X a aussi annoncé la création d'un centre de modération pour lutter contre l'exploitation sexuelle des enfants qui emploiera une centaine de personnes aux Etats-Unis. Une manière de donner des gages aux autorités. Depuis son rachat par le milliardaire, fervent défenseur de la liberté d'expression, et le démantèlement de ses équipes chargées de lutter contre les contenus abusifs en ligne, la plateforme est régulièrement épinglée pour son laxisme en matière de modération et son rôle dans l'amplification des messages toxiques.
L'entreprise est aussi dans le viseur de la Commission européenne qui a ouvert une enquête pour des manquements présumés aux règles européennes en matière de modération des contenus et de transparence.
Au-delà de l'aspect réglementaire, l'affaire illustre aussi le paradoxe charrié par l'essor des deepfakes. Le phénomène est régulièrement pointé pour les risques que ces montages font courir aux démocraties, lorsqu'ils sont utilisés pour perturber un scrutin ou un conflit, par exemple, alors que ces cas d'usages représentent une infirme partie des vidéos qui sont diffusées à travers la planète.
En réalité, la technologie est massivement employée pour créer des vidéos sexuelles de femmes, célèbres et anonymes, sans leur consentement. D'après une étude réalisée par la société de cybersécurité Home Security Heroes, les deepfakes pornographiques représentaient l'an passé 98% de la production mondiale du genre. 113.000 vidéos de ce type auraient été mises en ligne sur les plateformes pornographiques l'an dernier, selon le magazine Wired.
Ces contenus sont faciles à trouver dans les moteurs de recherche des sites pour adultes. Et avec les progrès de l'IA, des forums spécialisés dispensent désormais des conseils pour permettre à n'importe qui de déshabiller la personne de son choix en quelques clics à partir d'une simple photo. Une pratique dénoncée en décembre par la journaliste française Salomé Saqué, elle-même victime d'un deepfake.

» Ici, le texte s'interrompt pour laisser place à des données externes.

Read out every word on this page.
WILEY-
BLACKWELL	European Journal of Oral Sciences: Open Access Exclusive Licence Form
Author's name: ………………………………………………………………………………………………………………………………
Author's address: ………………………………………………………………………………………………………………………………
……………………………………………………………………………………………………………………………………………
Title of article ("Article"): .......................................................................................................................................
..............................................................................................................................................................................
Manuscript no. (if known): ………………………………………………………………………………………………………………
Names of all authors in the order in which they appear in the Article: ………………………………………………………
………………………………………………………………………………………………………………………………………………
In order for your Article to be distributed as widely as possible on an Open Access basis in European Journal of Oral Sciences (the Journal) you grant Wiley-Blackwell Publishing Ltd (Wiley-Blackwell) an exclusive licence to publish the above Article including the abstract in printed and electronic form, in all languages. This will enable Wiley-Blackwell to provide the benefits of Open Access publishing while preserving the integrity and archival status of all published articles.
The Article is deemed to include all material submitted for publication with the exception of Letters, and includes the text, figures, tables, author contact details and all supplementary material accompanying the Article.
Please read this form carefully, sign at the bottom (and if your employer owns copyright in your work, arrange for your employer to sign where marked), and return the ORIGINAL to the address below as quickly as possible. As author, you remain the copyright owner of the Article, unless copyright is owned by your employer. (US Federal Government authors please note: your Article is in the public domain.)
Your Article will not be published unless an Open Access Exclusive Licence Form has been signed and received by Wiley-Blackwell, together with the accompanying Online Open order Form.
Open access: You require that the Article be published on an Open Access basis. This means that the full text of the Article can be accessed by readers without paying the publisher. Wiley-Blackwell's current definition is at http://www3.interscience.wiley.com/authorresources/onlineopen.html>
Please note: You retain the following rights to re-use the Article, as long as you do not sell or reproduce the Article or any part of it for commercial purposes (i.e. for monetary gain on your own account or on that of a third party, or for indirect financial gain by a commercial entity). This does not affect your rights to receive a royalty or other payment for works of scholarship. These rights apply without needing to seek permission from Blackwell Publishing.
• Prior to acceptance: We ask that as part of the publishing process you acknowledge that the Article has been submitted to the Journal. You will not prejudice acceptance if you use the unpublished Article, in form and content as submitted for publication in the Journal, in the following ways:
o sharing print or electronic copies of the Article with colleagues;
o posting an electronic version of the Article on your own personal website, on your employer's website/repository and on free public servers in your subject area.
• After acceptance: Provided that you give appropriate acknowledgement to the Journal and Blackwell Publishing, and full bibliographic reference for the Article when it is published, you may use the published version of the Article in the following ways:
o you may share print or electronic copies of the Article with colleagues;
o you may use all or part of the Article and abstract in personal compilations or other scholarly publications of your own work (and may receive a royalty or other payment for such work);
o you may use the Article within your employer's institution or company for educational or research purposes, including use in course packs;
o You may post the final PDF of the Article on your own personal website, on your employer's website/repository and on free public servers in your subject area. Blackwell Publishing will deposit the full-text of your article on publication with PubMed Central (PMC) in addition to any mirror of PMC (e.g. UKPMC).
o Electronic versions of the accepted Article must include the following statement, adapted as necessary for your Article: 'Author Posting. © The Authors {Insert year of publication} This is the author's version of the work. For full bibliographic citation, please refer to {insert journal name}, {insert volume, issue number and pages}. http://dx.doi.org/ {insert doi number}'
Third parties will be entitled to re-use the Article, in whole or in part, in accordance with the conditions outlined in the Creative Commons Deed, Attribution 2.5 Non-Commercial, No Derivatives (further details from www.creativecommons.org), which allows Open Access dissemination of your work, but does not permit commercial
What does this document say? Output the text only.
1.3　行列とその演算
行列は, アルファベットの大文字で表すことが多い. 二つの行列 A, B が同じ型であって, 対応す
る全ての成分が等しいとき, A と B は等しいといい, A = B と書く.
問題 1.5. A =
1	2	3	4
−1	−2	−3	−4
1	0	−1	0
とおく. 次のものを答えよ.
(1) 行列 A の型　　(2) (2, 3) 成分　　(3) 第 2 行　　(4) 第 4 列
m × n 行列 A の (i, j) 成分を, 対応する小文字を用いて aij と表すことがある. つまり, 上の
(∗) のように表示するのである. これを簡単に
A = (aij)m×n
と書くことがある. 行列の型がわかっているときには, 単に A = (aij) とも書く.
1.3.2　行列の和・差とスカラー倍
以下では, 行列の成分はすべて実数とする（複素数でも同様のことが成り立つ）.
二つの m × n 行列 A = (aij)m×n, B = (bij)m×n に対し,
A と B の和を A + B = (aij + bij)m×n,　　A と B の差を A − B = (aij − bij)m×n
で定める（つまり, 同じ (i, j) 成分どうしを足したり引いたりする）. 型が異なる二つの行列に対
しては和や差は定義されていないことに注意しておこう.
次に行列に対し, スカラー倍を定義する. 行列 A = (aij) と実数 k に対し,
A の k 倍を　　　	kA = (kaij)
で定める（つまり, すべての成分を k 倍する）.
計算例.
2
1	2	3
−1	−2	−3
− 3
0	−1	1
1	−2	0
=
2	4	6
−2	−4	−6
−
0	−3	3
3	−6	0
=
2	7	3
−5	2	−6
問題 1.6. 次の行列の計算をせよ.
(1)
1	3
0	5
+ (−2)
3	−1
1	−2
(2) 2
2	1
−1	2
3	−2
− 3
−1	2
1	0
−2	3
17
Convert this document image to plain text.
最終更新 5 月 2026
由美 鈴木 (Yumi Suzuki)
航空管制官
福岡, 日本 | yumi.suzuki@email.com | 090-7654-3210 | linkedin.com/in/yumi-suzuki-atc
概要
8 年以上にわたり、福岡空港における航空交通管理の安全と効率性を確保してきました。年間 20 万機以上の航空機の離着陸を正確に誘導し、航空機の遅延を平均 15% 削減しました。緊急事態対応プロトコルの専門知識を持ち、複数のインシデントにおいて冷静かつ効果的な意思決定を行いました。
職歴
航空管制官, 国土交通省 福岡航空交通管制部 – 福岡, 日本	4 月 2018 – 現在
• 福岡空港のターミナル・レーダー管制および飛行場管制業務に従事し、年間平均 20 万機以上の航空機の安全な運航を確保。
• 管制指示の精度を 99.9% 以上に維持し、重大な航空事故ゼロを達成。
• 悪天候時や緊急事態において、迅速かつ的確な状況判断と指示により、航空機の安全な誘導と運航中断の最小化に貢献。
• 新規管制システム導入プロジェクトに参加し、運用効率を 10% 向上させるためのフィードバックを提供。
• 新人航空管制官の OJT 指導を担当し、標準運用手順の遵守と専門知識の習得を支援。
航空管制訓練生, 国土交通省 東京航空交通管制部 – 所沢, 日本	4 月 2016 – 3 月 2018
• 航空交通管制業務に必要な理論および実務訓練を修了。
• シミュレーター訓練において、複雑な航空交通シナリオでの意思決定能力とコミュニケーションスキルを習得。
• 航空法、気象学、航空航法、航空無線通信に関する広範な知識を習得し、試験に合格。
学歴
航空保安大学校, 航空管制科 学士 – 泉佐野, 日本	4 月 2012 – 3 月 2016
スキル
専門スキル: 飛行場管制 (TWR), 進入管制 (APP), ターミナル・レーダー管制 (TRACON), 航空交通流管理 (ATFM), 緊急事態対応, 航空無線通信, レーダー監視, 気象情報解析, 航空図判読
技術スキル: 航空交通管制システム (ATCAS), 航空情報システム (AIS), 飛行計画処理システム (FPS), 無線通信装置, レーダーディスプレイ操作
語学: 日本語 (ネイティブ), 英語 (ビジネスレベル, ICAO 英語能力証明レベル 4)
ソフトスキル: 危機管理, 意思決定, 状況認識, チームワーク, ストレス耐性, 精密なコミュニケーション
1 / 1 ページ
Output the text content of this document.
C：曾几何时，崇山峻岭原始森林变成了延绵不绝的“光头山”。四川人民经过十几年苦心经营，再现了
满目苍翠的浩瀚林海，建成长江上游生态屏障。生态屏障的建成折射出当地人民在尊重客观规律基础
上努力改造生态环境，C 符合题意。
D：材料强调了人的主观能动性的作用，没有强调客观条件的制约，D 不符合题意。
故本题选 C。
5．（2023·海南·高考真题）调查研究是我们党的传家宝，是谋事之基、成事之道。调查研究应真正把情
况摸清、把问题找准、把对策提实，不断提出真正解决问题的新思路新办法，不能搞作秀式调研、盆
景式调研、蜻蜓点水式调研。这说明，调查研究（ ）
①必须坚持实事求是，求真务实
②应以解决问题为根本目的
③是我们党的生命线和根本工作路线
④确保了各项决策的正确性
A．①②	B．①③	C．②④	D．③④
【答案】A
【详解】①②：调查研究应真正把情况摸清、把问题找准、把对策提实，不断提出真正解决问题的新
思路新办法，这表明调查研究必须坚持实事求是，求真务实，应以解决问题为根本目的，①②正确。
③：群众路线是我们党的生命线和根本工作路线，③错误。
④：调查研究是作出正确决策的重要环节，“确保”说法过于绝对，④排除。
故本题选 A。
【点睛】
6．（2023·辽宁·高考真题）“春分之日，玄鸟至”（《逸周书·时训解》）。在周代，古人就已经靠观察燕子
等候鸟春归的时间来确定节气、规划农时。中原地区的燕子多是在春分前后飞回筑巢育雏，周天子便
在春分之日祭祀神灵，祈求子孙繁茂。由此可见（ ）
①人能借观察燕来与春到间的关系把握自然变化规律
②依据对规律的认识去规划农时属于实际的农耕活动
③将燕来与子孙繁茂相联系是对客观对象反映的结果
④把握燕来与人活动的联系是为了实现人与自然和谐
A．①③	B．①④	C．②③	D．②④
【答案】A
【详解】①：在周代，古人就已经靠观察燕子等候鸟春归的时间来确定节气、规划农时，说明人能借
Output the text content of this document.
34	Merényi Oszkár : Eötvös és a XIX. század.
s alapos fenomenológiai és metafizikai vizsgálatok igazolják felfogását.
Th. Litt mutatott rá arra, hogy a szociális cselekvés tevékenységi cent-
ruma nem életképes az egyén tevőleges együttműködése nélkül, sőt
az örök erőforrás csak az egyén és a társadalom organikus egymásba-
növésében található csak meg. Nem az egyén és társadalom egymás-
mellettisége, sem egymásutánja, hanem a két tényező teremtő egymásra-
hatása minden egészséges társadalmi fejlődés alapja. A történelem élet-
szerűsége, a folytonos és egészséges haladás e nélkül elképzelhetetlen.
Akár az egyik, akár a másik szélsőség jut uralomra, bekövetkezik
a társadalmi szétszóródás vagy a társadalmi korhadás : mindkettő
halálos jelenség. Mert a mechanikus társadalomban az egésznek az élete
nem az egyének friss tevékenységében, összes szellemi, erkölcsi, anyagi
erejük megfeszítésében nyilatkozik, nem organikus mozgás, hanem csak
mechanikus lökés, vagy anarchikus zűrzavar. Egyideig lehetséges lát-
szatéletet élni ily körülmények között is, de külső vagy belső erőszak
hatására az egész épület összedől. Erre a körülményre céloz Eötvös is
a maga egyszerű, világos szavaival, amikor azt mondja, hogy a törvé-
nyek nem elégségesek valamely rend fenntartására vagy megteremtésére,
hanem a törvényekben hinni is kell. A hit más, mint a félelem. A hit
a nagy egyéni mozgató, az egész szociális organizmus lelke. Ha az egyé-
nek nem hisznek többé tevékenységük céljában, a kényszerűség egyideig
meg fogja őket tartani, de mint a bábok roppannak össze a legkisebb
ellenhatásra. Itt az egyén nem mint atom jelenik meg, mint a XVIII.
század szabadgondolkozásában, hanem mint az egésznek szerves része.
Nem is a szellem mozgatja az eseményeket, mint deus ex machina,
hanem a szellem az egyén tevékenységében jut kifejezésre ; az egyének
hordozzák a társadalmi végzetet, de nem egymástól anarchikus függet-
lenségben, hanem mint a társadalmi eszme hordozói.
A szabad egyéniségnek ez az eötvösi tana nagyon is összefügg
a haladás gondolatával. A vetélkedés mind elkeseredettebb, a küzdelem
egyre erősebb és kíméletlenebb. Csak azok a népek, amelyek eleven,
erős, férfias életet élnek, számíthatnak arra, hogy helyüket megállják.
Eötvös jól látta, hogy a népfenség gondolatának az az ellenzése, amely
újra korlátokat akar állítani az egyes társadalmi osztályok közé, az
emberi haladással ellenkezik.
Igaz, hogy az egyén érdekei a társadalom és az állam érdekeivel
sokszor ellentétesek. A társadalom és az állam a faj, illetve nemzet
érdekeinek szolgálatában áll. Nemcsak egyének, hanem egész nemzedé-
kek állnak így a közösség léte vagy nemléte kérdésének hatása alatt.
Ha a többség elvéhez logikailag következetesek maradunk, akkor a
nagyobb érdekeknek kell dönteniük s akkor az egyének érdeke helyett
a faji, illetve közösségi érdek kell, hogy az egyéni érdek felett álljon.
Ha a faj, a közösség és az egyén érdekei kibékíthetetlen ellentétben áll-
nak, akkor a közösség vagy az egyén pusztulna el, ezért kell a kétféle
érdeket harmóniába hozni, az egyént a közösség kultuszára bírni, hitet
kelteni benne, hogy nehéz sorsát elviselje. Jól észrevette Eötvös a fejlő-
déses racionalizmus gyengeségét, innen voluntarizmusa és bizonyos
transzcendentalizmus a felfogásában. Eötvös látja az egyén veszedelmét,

Comme le soulignait l'an passé la journaliste Lucie Ronfaut dans sa newsletter #Regle30 sur Numerama, "l'immense majorité des applications délétères des deepfakes sont misogynes". "Le fond du problème n'est pas technologique," expliquait-elle. "Créer une vidéo pornographique d’une femme sans son consentement, ce n’est pas (forcément) vouloir tromper les internautes. C’est un désir de contrôle. Peu importe que ça soit pour de vrai ou pour de faux. Le traumatisme des victimes, lui, est réel. L’intérêt des hommes aussi. Pour humilier quelqu’un, se l’approprier, ruiner sa vie, même par curiosité".
Le fait que la cible de ces images soit désormais l'icône Taylor Swift, la femme la plus célèbre au monde, personnalité de l'année 2023 du magasine Time, qui a fait plier Apple face aux ayants droit et mis le doigt sur les mauvaises pratiques du géant mondial des concerts Live Nation, va peut-être enfin faire bouger les lignes. "Si Taylor Swift ne peut pas vaincre le Deepfake Porn, personne ne pourra", s'avance ainsi Wired. Le magazine voit d'ailleurs dans cette affaire un événement déclencheur comparable au "Celebgate", la fuite de données iCloud de 2014 qui avait conduit à la diffusion de photos nues de célébrités et poussé Apple à renforcer ses fonctionnalités de sécurité. Taylor Swift ne s'est pas encore exprimée sur le sujet. Mais sa prochaine prise de parole sera suivie de près.